Question d'amour-propre.
Au-delà, ce fut l'Atlantique que traversa l'ingénieur Robur. Ce fut la Terre de Feu qu'il atteignit, puis le cap Horn. Ce furent les terres australes et l'immense domaine du pôle, qu'il dépassa, un peu malgré lui. Or, de ces régions antarctiques, il n'y avait aucune nouvelle à attendre.
Juillet s'écoula, et nul œil humain ne pouvait se vanter d'avoir même entrevu l'aéronef.
Août s'acheva, et l'incertitude au sujet des prisonniers de Robur demeura complète. C'était à se demander si l'ingénieur, à l'exemple d'Icare, le plus vieux mécanicien dont l'histoire fasse mention, n'avait pas péri victime de sa témérité.
Enfin les vingt-sept premiers jours de septembre s'écoulèrent sans résultat.
Certainement, on se fait à tout en ce monde. Il est dans la nature humaine de se blaser sur les douleurs qui s'éloignent. On oublie, parce qu'il est nécessaire d'oublier. Mais, cette fois, il faut le dire à son honneur, le public terrestre se retint sur cette pente. Non! il ne devint point indifférent au sort de deux Blancs et d'un Noir, enlevés comme le prophète Elie, mais dont la Bible n'avait pas promis le retour sur la terre.
Et ceci fut plus sensible à Philadelphie qu'en tout autre lieu. Il s'y joignait, d'ailleurs, de certaines craintes personnelles. Par représailles, Robur avait arraché Uncle Prudent et Phil Evans à leur sol natal. Certes, il s'était bien vengé, quoique en dehors de tout droit. Mais cela suffirait-il à sa vengeance? Ne voudrait-il pas l'exercer encore sur quelques-uns des collègues du président et du secrétaire du Weldon-Institute? Et qui pouvait se dire à l'abri des atteintes de ce tout-puissant maître des régions aériennes?

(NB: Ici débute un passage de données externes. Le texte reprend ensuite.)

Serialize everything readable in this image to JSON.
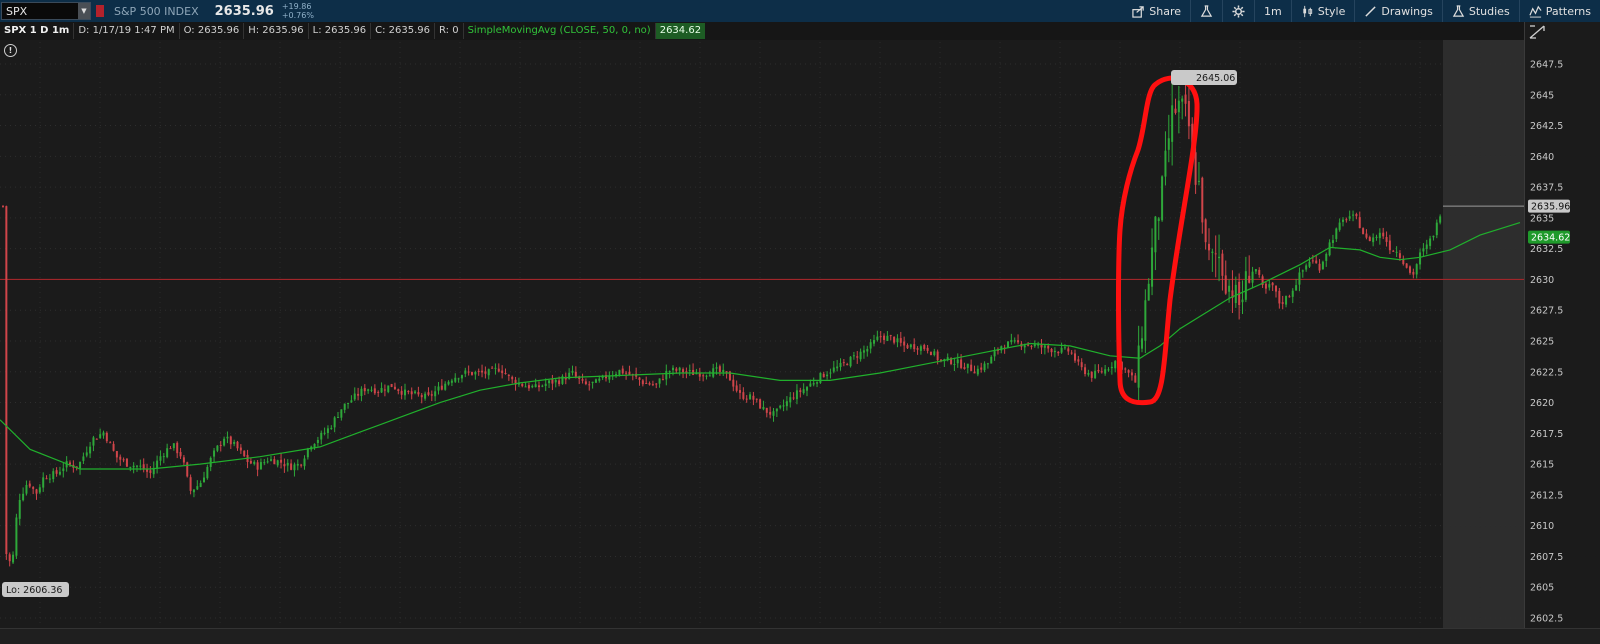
{
  "toolbar": {
    "symbol": "SPX",
    "index_name": "S&P 500 INDEX",
    "price": "2635.96",
    "change_abs": "+19.86",
    "change_pct": "+0.76%",
    "buttons": {
      "share": "Share",
      "interval": "1m",
      "style": "Style",
      "drawings": "Drawings",
      "studies": "Studies",
      "patterns": "Patterns"
    }
  },
  "infobar": {
    "title": "SPX 1 D 1m",
    "date": "D: 1/17/19 1:47 PM",
    "open": "O: 2635.96",
    "high": "H: 2635.96",
    "low": "L: 2635.96",
    "close": "C: 2635.96",
    "range": "R: 0",
    "study_label": "SimpleMovingAvg (CLOSE, 50, 0, no)",
    "study_value": "2634.62"
  },
  "info_icon": "!",
  "colors": {
    "up": "#2ea83a",
    "down": "#d0454a",
    "sma": "#20b02c",
    "hline": "#a0262a",
    "annotation": "#ff1010",
    "last_price_tag": "#c9c9c9",
    "sma_tag": "#1f9a2b"
  },
  "chart_data": {
    "type": "candlestick",
    "y_ticks": [
      "2647.5",
      "2645",
      "2642.5",
      "2640",
      "2637.5",
      "2635",
      "2632.5",
      "2630",
      "2627.5",
      "2625",
      "2622.5",
      "2620",
      "2617.5",
      "2615",
      "2612.5",
      "2610",
      "2607.5",
      "2605",
      "2602.5"
    ],
    "ylim": [
      2602.5,
      2647.5
    ],
    "high_label": "2645.06",
    "low_label": "Lo: 2606.36",
    "last_price_label": "2635.96",
    "sma_label": "2634.62",
    "horizontal_line": 2630,
    "sma_series": [
      [
        0,
        2618.6
      ],
      [
        30,
        2616.2
      ],
      [
        80,
        2614.6
      ],
      [
        150,
        2614.6
      ],
      [
        200,
        2615.0
      ],
      [
        260,
        2615.6
      ],
      [
        320,
        2616.4
      ],
      [
        360,
        2617.6
      ],
      [
        400,
        2618.8
      ],
      [
        440,
        2620.0
      ],
      [
        480,
        2621.0
      ],
      [
        520,
        2621.6
      ],
      [
        560,
        2622.0
      ],
      [
        620,
        2622.2
      ],
      [
        680,
        2622.4
      ],
      [
        730,
        2622.4
      ],
      [
        780,
        2621.8
      ],
      [
        830,
        2621.8
      ],
      [
        880,
        2622.4
      ],
      [
        930,
        2623.2
      ],
      [
        980,
        2624.0
      ],
      [
        1030,
        2624.8
      ],
      [
        1070,
        2624.6
      ],
      [
        1110,
        2623.8
      ],
      [
        1140,
        2623.6
      ],
      [
        1160,
        2624.6
      ],
      [
        1180,
        2626.0
      ],
      [
        1200,
        2627.0
      ],
      [
        1230,
        2628.5
      ],
      [
        1260,
        2629.6
      ],
      [
        1300,
        2631.2
      ],
      [
        1330,
        2632.6
      ],
      [
        1360,
        2632.4
      ],
      [
        1380,
        2631.8
      ],
      [
        1400,
        2631.6
      ],
      [
        1420,
        2631.8
      ],
      [
        1450,
        2632.4
      ],
      [
        1480,
        2633.6
      ],
      [
        1520,
        2634.62
      ]
    ],
    "price_path": [
      [
        5,
        2608
      ],
      [
        12,
        2606.6
      ],
      [
        18,
        2612
      ],
      [
        28,
        2613.6
      ],
      [
        36,
        2612.6
      ],
      [
        44,
        2614.0
      ],
      [
        56,
        2614.2
      ],
      [
        66,
        2615.0
      ],
      [
        78,
        2614.8
      ],
      [
        92,
        2617.0
      ],
      [
        104,
        2617.6
      ],
      [
        116,
        2615.6
      ],
      [
        128,
        2615.0
      ],
      [
        140,
        2614.8
      ],
      [
        150,
        2614.2
      ],
      [
        160,
        2615.6
      ],
      [
        172,
        2616.6
      ],
      [
        182,
        2615.6
      ],
      [
        190,
        2612.8
      ],
      [
        200,
        2613.4
      ],
      [
        212,
        2615.6
      ],
      [
        224,
        2617.2
      ],
      [
        236,
        2616.4
      ],
      [
        248,
        2615.2
      ],
      [
        258,
        2614.8
      ],
      [
        268,
        2615.4
      ],
      [
        280,
        2615.2
      ],
      [
        290,
        2614.8
      ],
      [
        300,
        2615.0
      ],
      [
        310,
        2616.6
      ],
      [
        320,
        2617.2
      ],
      [
        330,
        2618.0
      ],
      [
        342,
        2619.6
      ],
      [
        354,
        2620.4
      ],
      [
        366,
        2621.2
      ],
      [
        378,
        2621.0
      ],
      [
        392,
        2621.4
      ],
      [
        404,
        2620.8
      ],
      [
        416,
        2620.6
      ],
      [
        428,
        2620.4
      ],
      [
        440,
        2621.2
      ],
      [
        452,
        2622.0
      ],
      [
        464,
        2622.4
      ],
      [
        476,
        2622.4
      ],
      [
        488,
        2622.4
      ],
      [
        500,
        2622.8
      ],
      [
        512,
        2621.8
      ],
      [
        524,
        2621.4
      ],
      [
        536,
        2621.2
      ],
      [
        548,
        2621.6
      ],
      [
        560,
        2621.8
      ],
      [
        572,
        2622.4
      ],
      [
        584,
        2621.4
      ],
      [
        596,
        2621.6
      ],
      [
        608,
        2622.2
      ],
      [
        620,
        2622.6
      ],
      [
        632,
        2622.2
      ],
      [
        644,
        2621.6
      ],
      [
        656,
        2621.4
      ],
      [
        668,
        2622.6
      ],
      [
        680,
        2622.6
      ],
      [
        692,
        2622.4
      ],
      [
        704,
        2622.4
      ],
      [
        716,
        2622.6
      ],
      [
        728,
        2622.2
      ],
      [
        740,
        2620.6
      ],
      [
        752,
        2620.4
      ],
      [
        764,
        2619.4
      ],
      [
        774,
        2619.0
      ],
      [
        784,
        2619.8
      ],
      [
        794,
        2620.6
      ],
      [
        806,
        2621.2
      ],
      [
        818,
        2622.0
      ],
      [
        830,
        2622.6
      ],
      [
        842,
        2623.0
      ],
      [
        856,
        2623.8
      ],
      [
        868,
        2624.4
      ],
      [
        880,
        2625.4
      ],
      [
        892,
        2625.2
      ],
      [
        904,
        2624.6
      ],
      [
        916,
        2624.6
      ],
      [
        928,
        2624.4
      ],
      [
        940,
        2623.4
      ],
      [
        952,
        2623.4
      ],
      [
        964,
        2623.0
      ],
      [
        976,
        2622.6
      ],
      [
        988,
        2623.2
      ],
      [
        1000,
        2624.6
      ],
      [
        1012,
        2624.8
      ],
      [
        1024,
        2624.8
      ],
      [
        1036,
        2624.6
      ],
      [
        1048,
        2624.4
      ],
      [
        1060,
        2624.2
      ],
      [
        1070,
        2624.2
      ],
      [
        1080,
        2622.8
      ],
      [
        1092,
        2622.2
      ],
      [
        1104,
        2622.6
      ],
      [
        1116,
        2623.4
      ],
      [
        1126,
        2622.6
      ],
      [
        1136,
        2621.6
      ],
      [
        1142,
        2626.0
      ],
      [
        1148,
        2629.6
      ],
      [
        1154,
        2633.6
      ],
      [
        1160,
        2636.0
      ],
      [
        1166,
        2639.8
      ],
      [
        1172,
        2643.4
      ],
      [
        1180,
        2644.2
      ],
      [
        1188,
        2643.0
      ],
      [
        1194,
        2638.8
      ],
      [
        1200,
        2637.4
      ],
      [
        1206,
        2632.0
      ],
      [
        1212,
        2631.6
      ],
      [
        1218,
        2632.2
      ],
      [
        1226,
        2629.8
      ],
      [
        1234,
        2629.0
      ],
      [
        1240,
        2627.8
      ],
      [
        1248,
        2630.6
      ],
      [
        1256,
        2630.8
      ],
      [
        1264,
        2629.0
      ],
      [
        1272,
        2629.6
      ],
      [
        1280,
        2628.0
      ],
      [
        1290,
        2628.8
      ],
      [
        1300,
        2630.4
      ],
      [
        1310,
        2631.6
      ],
      [
        1320,
        2631.0
      ],
      [
        1330,
        2633.0
      ],
      [
        1338,
        2634.2
      ],
      [
        1348,
        2635.2
      ],
      [
        1358,
        2634.8
      ],
      [
        1366,
        2633.2
      ],
      [
        1374,
        2633.4
      ],
      [
        1382,
        2633.8
      ],
      [
        1390,
        2632.6
      ],
      [
        1398,
        2632.2
      ],
      [
        1406,
        2631.2
      ],
      [
        1412,
        2630.2
      ],
      [
        1420,
        2632.0
      ],
      [
        1428,
        2632.8
      ],
      [
        1436,
        2634.2
      ],
      [
        1442,
        2635.96
      ],
      [
        1462,
        2635.96
      ]
    ],
    "annotation": "hand-drawn red loop around the spike"
  }
}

Or, voilà que, le 28 septembre, une nouvelle courut la ville. Uncle Prudent et Phil Evans auraient reparu, dans l'après-midi, au domicile particulier du président du Weldon-Institute.
Et le plus extraordinaire, c'est que la nouvelle était vraie, quoique les esprits sensés ne voulussent point y croire.

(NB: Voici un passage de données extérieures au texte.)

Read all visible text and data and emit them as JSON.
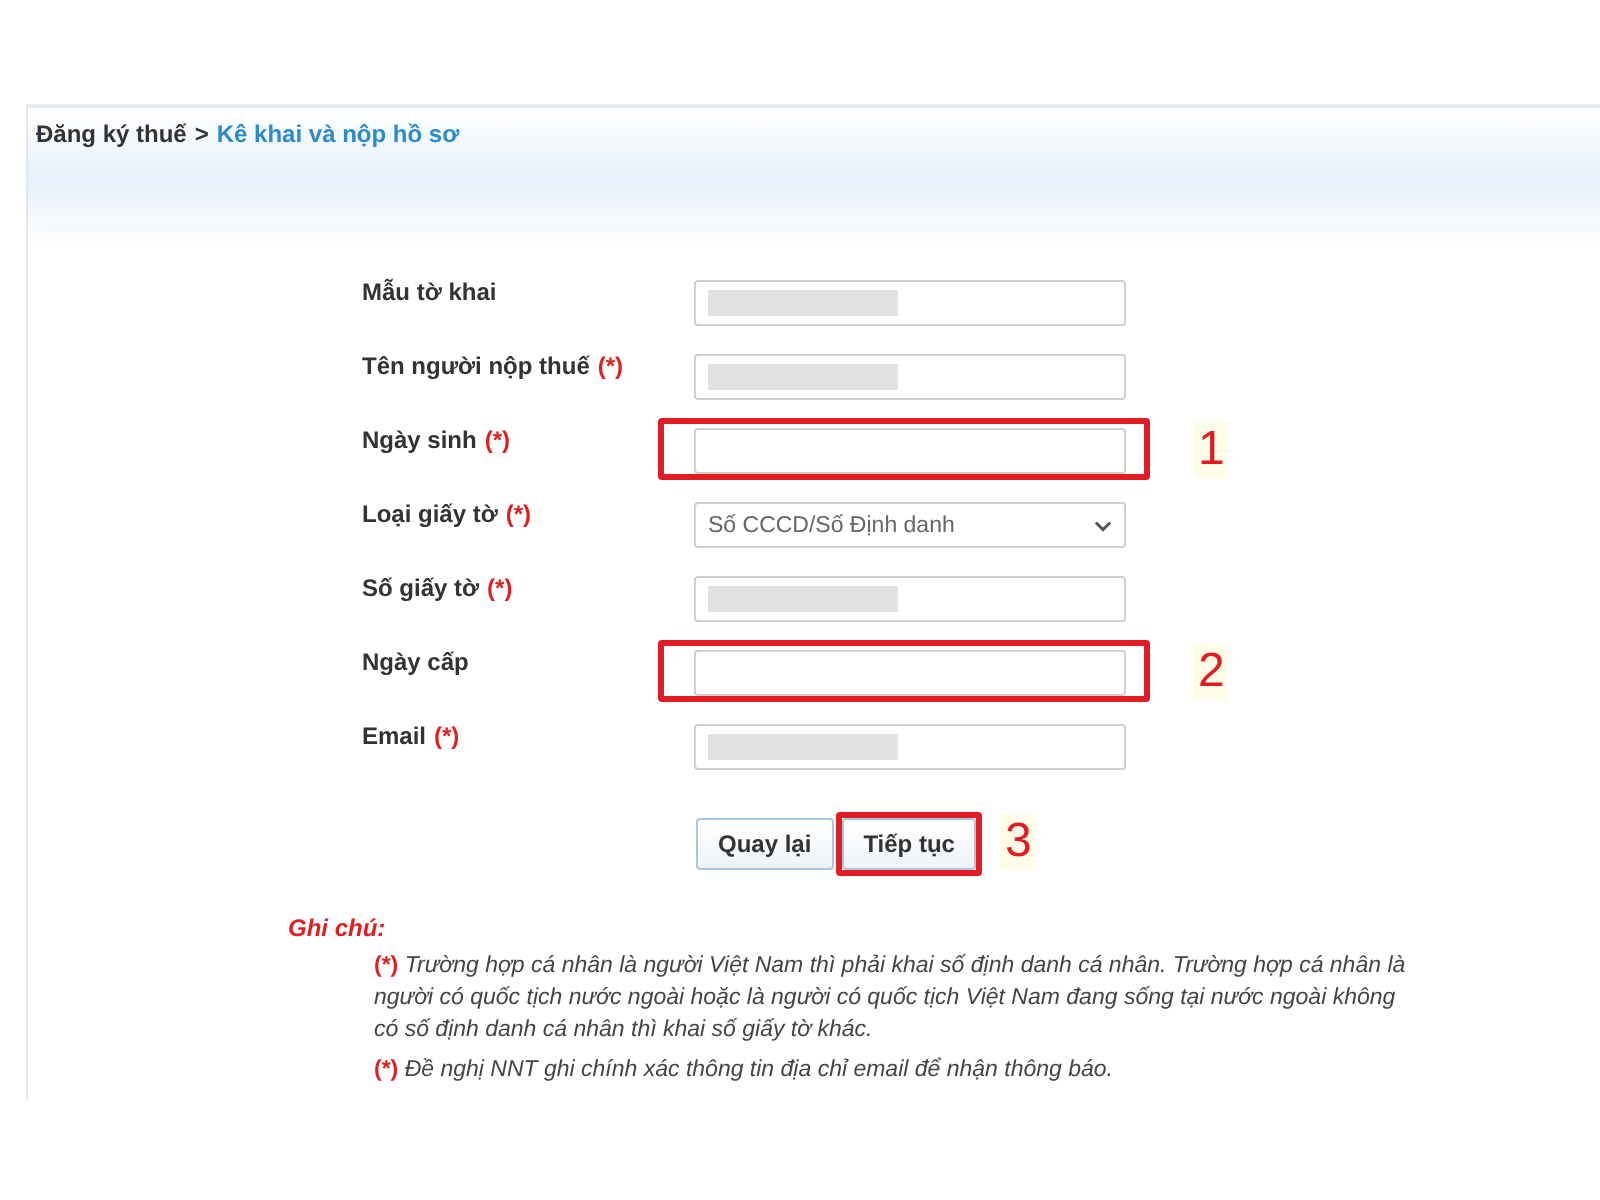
{
  "breadcrumb": {
    "parent": "Đăng ký thuế",
    "separator": ">",
    "current": "Kê khai và nộp hồ sơ"
  },
  "fields": [
    {
      "label": "Mẫu tờ khai",
      "kind": "text",
      "masked": true,
      "highlighted": false
    },
    {
      "label": "Tên người nộp thuế",
      "required_mark": "(*)",
      "kind": "text",
      "masked": true,
      "highlighted": false
    },
    {
      "label": "Ngày sinh",
      "required_mark": "(*)",
      "kind": "text",
      "masked": false,
      "highlighted": true,
      "callout": "1"
    },
    {
      "label": "Loại giấy tờ",
      "required_mark": "(*)",
      "kind": "select",
      "value": "Số CCCD/Số Định danh",
      "highlighted": false
    },
    {
      "label": "Số giấy tờ",
      "required_mark": "(*)",
      "kind": "text",
      "masked": true,
      "highlighted": false
    },
    {
      "label": "Ngày cấp",
      "kind": "text",
      "masked": false,
      "highlighted": true,
      "callout": "2"
    },
    {
      "label": "Email",
      "required_mark": "(*)",
      "kind": "text",
      "masked": true,
      "highlighted": false
    }
  ],
  "buttons": [
    {
      "label": "Quay lại",
      "highlighted": false
    },
    {
      "label": "Tiếp tục",
      "highlighted": true,
      "callout": "3"
    }
  ],
  "notes": {
    "title": "Ghi chú:",
    "items": [
      {
        "marker": "(*)",
        "text": "Trường hợp cá nhân là người Việt Nam thì phải khai số định danh cá nhân. Trường hợp cá nhân là người có quốc tịch nước ngoài hoặc là người có quốc tịch Việt Nam đang sống tại nước ngoài không có số định danh cá nhân thì khai số giấy tờ khác."
      },
      {
        "marker": "(*)",
        "text": "Đề nghị NNT ghi chính xác thông tin địa chỉ email để nhận thông báo."
      }
    ]
  }
}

Cependant il fallut se rendre à l'évidence. C'étaient bien les deux disparus, en personne, non leur ombre... Frycollin lui-même était de retour.
Les membres du club, puis leurs amis, puis la foule, se portèrent devant la maison de Uncle Prudent. On acclama les deux collègues, on les fit passer de main en main au milieu des hurrahs et des hips!
Jem Cip était là, ayant abandonné son déjeuner -un rôti de laitues cuites - puis, William T. Forbes et ses deux filles, Miss Doit et Miss Mat. Et, en ce jour, Uncle Prudent aurait pu les épouser toutes deux s'il eût été Mormon; mais il ne l'était pas et n'avait aucune propension à le devenir. Il y avait aussi Truk Milnor, Bat T. Fyn, enfin tous les membres du club. On se demande encore aujourd'hui comment Uncle Prudent et Phil Evans purent sortir vivants des milliers de bras par lesquels ils durent passer en traversant toute la ville.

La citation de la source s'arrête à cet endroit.